Last year this time my life was not in a great place. I knew 2010 would be challenging, but I didn’t expect what I got! Around 4 months ago…I told the Lord I was fed up with life and if he did not have a purpose for me to just allow me to die! I wanted to commit suicide, because I felt I had no reason to continue living! God asked…”Are you ready now?” I just said ..”Yes”
I made a choice to re-enter journalism part-time (putting my speaking career on hold)..and venture further into my skill in graphic design full-time! I just made a descision to be consistent no matter what happened! I set a schedule and maintained it …no matter how much I didn’t feel like doing it!
Fast forward to this week — I hit #1 Graphic Designer on Fiverr.com, secured several corporate contracts and created an inspirational T-shirt that is flying off the shelf!
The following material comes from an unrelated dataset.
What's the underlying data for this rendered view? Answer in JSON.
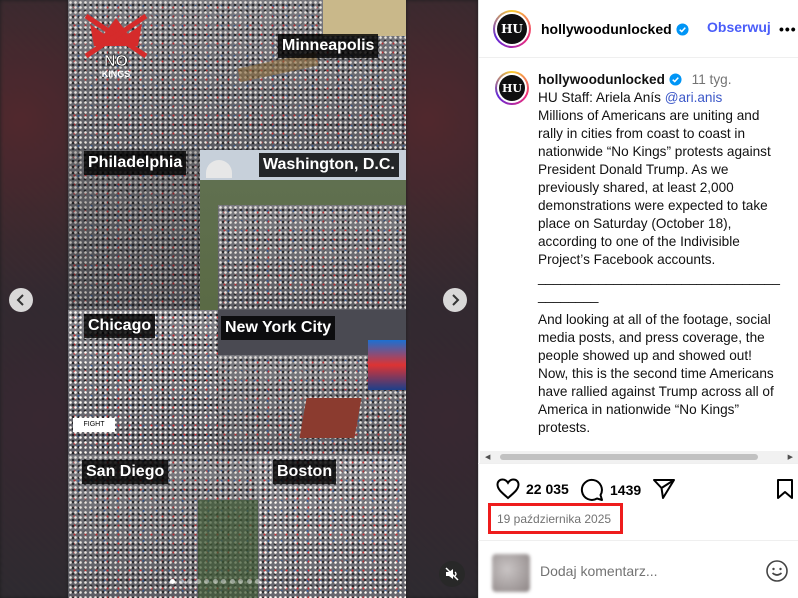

That is NOT the exciting part!
The gift came in the form of me loving and forgiving myself…. forgiving and releasing my father and mother from the life I “thought I should have had” but never recieved from them. I let it go! I am reconciling a broken and painful relationship with my ex-husband so we can be better parents to our children. Clarification: Reconcilation doesn’t nessasarily mean you re-enter an intimate relationship with that person…you just work things out peaceably as possible for the greater good of those involved.
God is good because he pursues us and brings us back to Him. I am rich in spirit and soon those riches will be manifested physically! I don’t know what you are going through, but trust your process! Continue to remember who you are and why you are here…in time you will be posting your story too!